While rhodium appears to have bottomed out at $4,000/oz compared with the dizzy heights of almost $30,000 in 2021, palladium sank to its lowest level in more than five years a week ago as it fell below $1,000/oz. Platinum has been relatively stable, though it is down about 13% so far in 2023.

The sharp fall in average PGM basket prices, compounded by electricity supply disruptions and general cost inflation, has eroded profit margins of Sibanye and other industry players, causing the closure of old and high-cost shafts in the case of Sibanye.

At least 4,000 employees in its local PGM operations could be without jobs at the end of the current restructuring exercise, which will affect four of its shafts at Rustenburg in the North West.

Sibanye is one of the world’s biggest PGM producers, along with Anglo American Platinum, Impala Platinum and Northam.

Anglo recently announced that it is targeting a reduction in capital expenditure of $1.8bn between now and 2026 to soften the blow of weaker commodity prices.

Capital Economics said it also expects iron ore prices to fall by $44/tonne in the next two years, coming off an already challenging 2023.

“Prices have surged recently owing to lower domestic output earlier in the year and dwindling stocks.

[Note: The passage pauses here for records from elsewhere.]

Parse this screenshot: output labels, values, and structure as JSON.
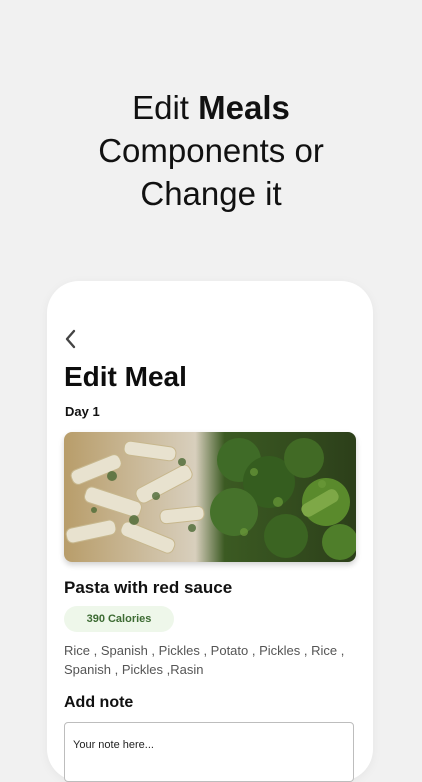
{
  "promo": {
    "line1_regular": "Edit ",
    "line1_bold": "Meals",
    "line2": "Components or",
    "line3": "Change it"
  },
  "screen": {
    "back_icon": "chevron-left-icon",
    "title": "Edit Meal",
    "day_label": "Day 1",
    "meal": {
      "name": "Pasta with red sauce",
      "calories": "390 Calories",
      "components_line1": "Rice , Spanish , Pickles , Potato , Pickles , Rice ,",
      "components_line2": "Spanish , Pickles ,Rasin"
    },
    "note": {
      "label": "Add note",
      "placeholder": "Your note here..."
    }
  },
  "colors": {
    "background": "#f1f1f1",
    "card": "#ffffff",
    "calorie_badge_bg": "#eef7ea",
    "calorie_badge_text": "#3d6b33"
  }
}
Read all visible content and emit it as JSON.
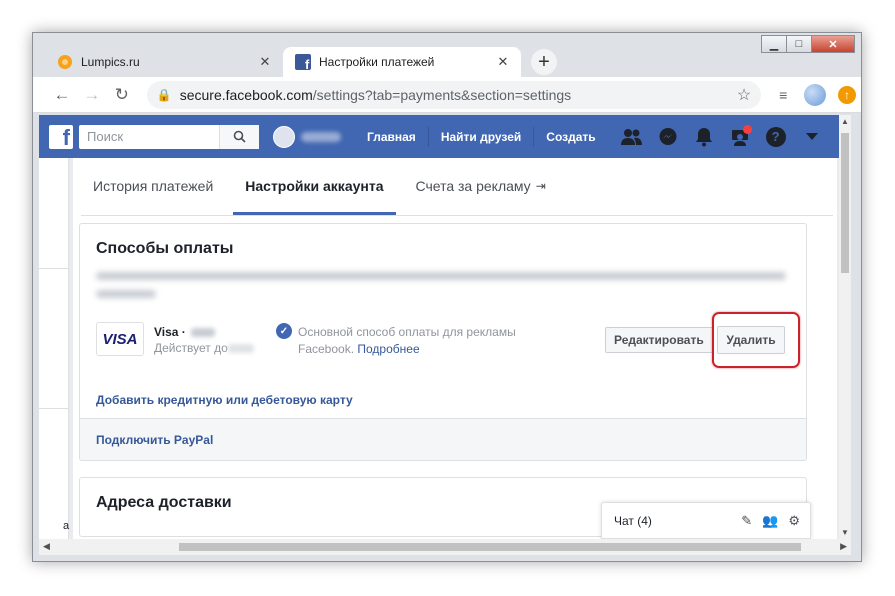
{
  "browser": {
    "tabs": [
      {
        "title": "Lumpics.ru",
        "icon": "lumpics-favicon"
      },
      {
        "title": "Настройки платежей",
        "icon": "facebook-favicon"
      }
    ],
    "close_glyph": "✕",
    "new_tab_glyph": "+",
    "url_host": "secure.facebook.com",
    "url_path": "/settings?tab=payments&section=settings",
    "window_controls": {
      "minimize": "▁",
      "maximize": "□",
      "close": "✕"
    }
  },
  "facebook": {
    "logo": "f",
    "search_placeholder": "Поиск",
    "nav_links": {
      "home": "Главная",
      "find_friends": "Найти друзей",
      "create": "Создать"
    },
    "brand_color": "#4267b2"
  },
  "settings": {
    "subtabs": {
      "history": "История платежей",
      "account": "Настройки аккаунта",
      "ad_accounts": "Счета за рекламу"
    },
    "payment_methods": {
      "title": "Способы оплаты",
      "card_brand_logo": "VISA",
      "card_name": "Visa ·",
      "card_valid": "Действует до",
      "primary_text": "Основной способ оплаты для рекламы Facebook.",
      "more_link": "Подробнее",
      "edit_button": "Редактировать",
      "delete_button": "Удалить",
      "add_card_link": "Добавить кредитную или дебетовую карту",
      "paypal_link": "Подключить PayPal"
    },
    "shipping": {
      "title": "Адреса доставки"
    }
  },
  "chat": {
    "label": "Чат (4)"
  },
  "annotation": {
    "highlight_color": "#c8232c"
  }
}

That said, our forecast of declining steel production in China does not bode well for iron ore demand and prices,” it said.

“And even if steel production holds up, the government is promoting a move away from iron ore-based blast furnaces to electric arc furnaces that use steel scrap. We expect the iron ore price to have fallen to $90 per tonne by end 2025, from $134 today.”

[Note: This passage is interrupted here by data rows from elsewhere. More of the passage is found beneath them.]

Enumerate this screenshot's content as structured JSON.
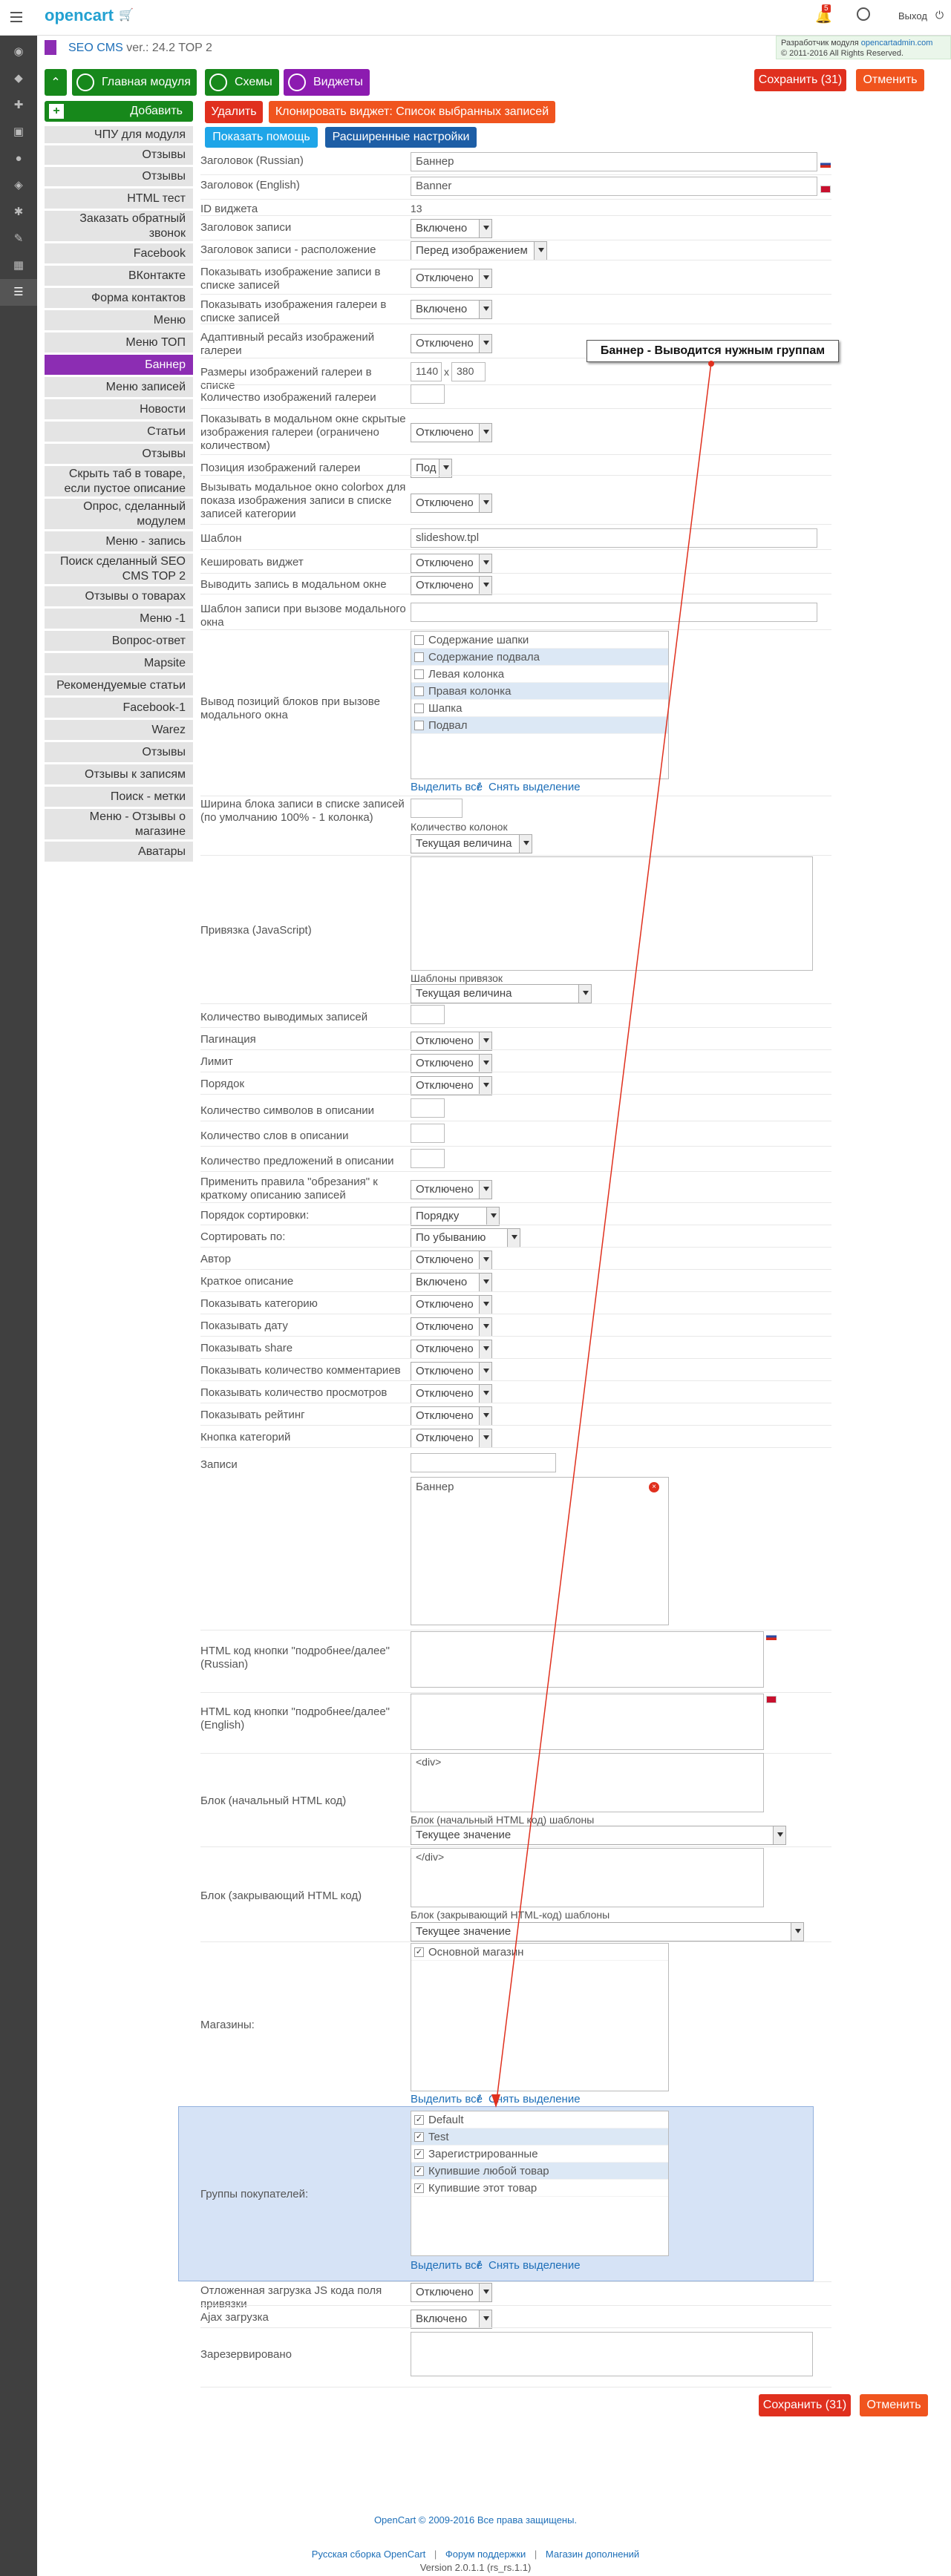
{
  "header": {
    "logo": "opencart",
    "notify_count": "5",
    "logout": "Выход",
    "dev_text": "Разработчик модуля",
    "dev_link": "opencartadmin.com",
    "copyright": "© 2011-2016 All Rights Reserved."
  },
  "title": {
    "name": "SEO CMS",
    "version": "ver.: 24.2 TOP 2"
  },
  "tabs": {
    "main": "Главная модуля",
    "schemes": "Схемы",
    "widgets": "Виджеты"
  },
  "actions": {
    "save": "Сохранить (31)",
    "cancel": "Отменить",
    "add": "Добавить",
    "delete": "Удалить",
    "clone": "Клонировать виджет: Список выбранных записей",
    "help": "Показать помощь",
    "advanced": "Расширенные настройки"
  },
  "sidebar": [
    "ЧПУ для модуля",
    "Отзывы",
    "Отзывы",
    "HTML тест",
    "Заказать обратный звонок",
    "Facebook",
    "ВКонтакте",
    "Форма контактов",
    "Меню",
    "Меню ТОП",
    "Баннер",
    "Меню записей",
    "Новости",
    "Статьи",
    "Отзывы",
    "Скрыть таб в товаре, если пустое описание",
    "Опрос, сделанный модулем",
    "Меню - запись",
    "Поиск сделанный SEO CMS TOP 2",
    "Отзывы о товарах",
    "Меню -1",
    "Вопрос-ответ",
    "Mapsite",
    "Рекомендуемые статьи",
    "Facebook-1",
    "Warez",
    "Отзывы",
    "Отзывы к записям",
    "Поиск - метки",
    "Меню - Отзывы о магазине",
    "Аватары"
  ],
  "annotation": "Баннер - Выводится нужным группам",
  "form": {
    "title_ru": {
      "label": "Заголовок (Russian)",
      "value": "Баннер"
    },
    "title_en": {
      "label": "Заголовок (English)",
      "value": "Banner"
    },
    "widget_id": {
      "label": "ID виджета",
      "value": "13"
    },
    "rec_title": {
      "label": "Заголовок записи",
      "value": "Включено"
    },
    "rec_title_pos": {
      "label": "Заголовок записи - расположение",
      "value": "Перед изображением"
    },
    "show_img_list": {
      "label": "Показывать изображение записи в списке записей",
      "value": "Отключено"
    },
    "show_gallery_list": {
      "label": "Показывать изображения галереи в списке записей",
      "value": "Включено"
    },
    "adaptive": {
      "label": "Адаптивный ресайз изображений галереи",
      "value": "Отключено"
    },
    "gallery_size": {
      "label": "Размеры изображений галереи в списке",
      "w": "1140",
      "x": "x",
      "h": "380"
    },
    "gallery_count": {
      "label": "Количество изображений галереи",
      "value": ""
    },
    "modal_hidden": {
      "label": "Показывать в модальном окне скрытые изображения галереи (ограничено количеством)",
      "value": "Отключено"
    },
    "gallery_pos": {
      "label": "Позиция изображений галереи",
      "value": "Под"
    },
    "colorbox": {
      "label": "Вызывать модальное окно colorbox для показа изображения записи в списке записей категории",
      "value": "Отключено"
    },
    "template": {
      "label": "Шаблон",
      "value": "slideshow.tpl"
    },
    "cache": {
      "label": "Кешировать виджет",
      "value": "Отключено"
    },
    "modal_out": {
      "label": "Выводить запись в модальном окне",
      "value": "Отключено"
    },
    "modal_tpl": {
      "label": "Шаблон записи при вызове модального окна",
      "value": ""
    },
    "positions": {
      "label": "Вывод позиций блоков при вызове модального окна",
      "items": [
        "Содержание шапки",
        "Содержание подвала",
        "Левая колонка",
        "Правая колонка",
        "Шапка",
        "Подвал"
      ],
      "select_all": "Выделить всё",
      "sep": "/",
      "deselect": "Снять выделение"
    },
    "width": {
      "label": "Ширина блока записи в списке записей (по умолчанию 100% - 1 колонка)",
      "value": "",
      "col_label": "Количество колонок",
      "col_value": "Текущая величина"
    },
    "js": {
      "label": "Привязка (JavaScript)",
      "tpl_label": "Шаблоны привязок",
      "tpl_value": "Текущая величина"
    },
    "count": {
      "label": "Количество выводимых записей",
      "value": ""
    },
    "pagination": {
      "label": "Пагинация",
      "value": "Отключено"
    },
    "limit": {
      "label": "Лимит",
      "value": "Отключено"
    },
    "order": {
      "label": "Порядок",
      "value": "Отключено"
    },
    "chars": {
      "label": "Количество символов в описании",
      "value": ""
    },
    "words": {
      "label": "Количество слов в описании",
      "value": ""
    },
    "sentences": {
      "label": "Количество предложений в описании",
      "value": ""
    },
    "trim": {
      "label": "Применить правила \"обрезания\" к краткому описанию записей",
      "value": "Отключено"
    },
    "sort_order": {
      "label": "Порядок сортировки:",
      "value": "Порядку"
    },
    "sort_by": {
      "label": "Сортировать по:",
      "value": "По убыванию"
    },
    "author": {
      "label": "Автор",
      "value": "Отключено"
    },
    "short_desc": {
      "label": "Краткое описание",
      "value": "Включено"
    },
    "show_cat": {
      "label": "Показывать категорию",
      "value": "Отключено"
    },
    "show_date": {
      "label": "Показывать дату",
      "value": "Отключено"
    },
    "show_share": {
      "label": "Показывать share",
      "value": "Отключено"
    },
    "show_comments": {
      "label": "Показывать количество комментариев",
      "value": "Отключено"
    },
    "show_views": {
      "label": "Показывать количество просмотров",
      "value": "Отключено"
    },
    "show_rating": {
      "label": "Показывать рейтинг",
      "value": "Отключено"
    },
    "cat_button": {
      "label": "Кнопка категорий",
      "value": "Отключено"
    },
    "records": {
      "label": "Записи",
      "value": "",
      "item": "Баннер"
    },
    "more_ru": {
      "label": "HTML код кнопки \"подробнее/далее\" (Russian)",
      "value": ""
    },
    "more_en": {
      "label": "HTML код кнопки \"подробнее/далее\" (English)",
      "value": ""
    },
    "block_start": {
      "label": "Блок (начальный HTML код)",
      "value": "<div>",
      "tpl_label": "Блок (начальный HTML код) шаблоны",
      "tpl_value": "Текущее значение"
    },
    "block_end": {
      "label": "Блок (закрывающий HTML код)",
      "value": "</div>",
      "tpl_label": "Блок (закрывающий HTML-код) шаблоны",
      "tpl_value": "Текущее значение"
    },
    "stores": {
      "label": "Магазины:",
      "items": [
        "Основной магазин"
      ],
      "select_all": "Выделить всё",
      "sep": "/",
      "deselect": "Снять выделение"
    },
    "groups": {
      "label": "Группы покупателей:",
      "items": [
        "Default",
        "Test",
        "Зарегистрированные",
        "Купившие любой товар",
        "Купившие этот товар"
      ],
      "select_all": "Выделить всё",
      "sep": "/",
      "deselect": "Снять выделение"
    },
    "lazy_js": {
      "label": "Отложенная загрузка JS кода поля привязки",
      "value": "Отключено"
    },
    "ajax": {
      "label": "Ajax загрузка",
      "value": "Включено"
    },
    "reserved": {
      "label": "Зарезервировано",
      "value": ""
    }
  },
  "footer": {
    "copyright": "OpenCart © 2009-2016 Все права защищены.",
    "link1": "Русская сборка OpenCart",
    "sep1": "|",
    "link2": "Форум поддержки",
    "sep2": "|",
    "link3": "Магазин дополнений",
    "version": "Version 2.0.1.1 (rs_rs.1.1)"
  },
  "colors": {
    "accent": "#8c2db3",
    "save": "#e0301e",
    "cancel": "#f0541e",
    "green": "#17881b",
    "highlight": "#cfdff5"
  }
}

Capital Economics holds a bullish outlook for gold prices, predicting the price for the safe haven metal will rise to $2,100/oz by end-2024.

The same cannot be said for coal prices, which Capital Economics expects to come under pressure.

“Europe’s coal consumption for electricity generation is down considerably year to date. This trend should continue as natural gas prices fall further next year and more renewable energy generation replaces coal in the energy mix. We forecast both the Asian and European coal prices to fall next year.”

Coal miners had a bumper 2022 as the price of the fossil fuel surged — averaging $358 a tonne — as punitive Western sanctions on Russia for its invasion of Ukraine pushed European buyers to pay top dollar for fuel to fire power plants.

Russia was Europe’s biggest supplier of coal and natural gas before the war.

Coal prices have since fallen more than 60% — a reality that is reflected in the recent reporting cycle of listed coal miners. Exxaro Resources in August reported a 32% drop in profit on lower thermal coal prices and SA’s logistics challenges.

Thungela, the coal miner spun off from Anglo American,  reported a R3bn profit for the six months to end-June, down more than two-thirds from the R9.6bn recorded for the same period last year.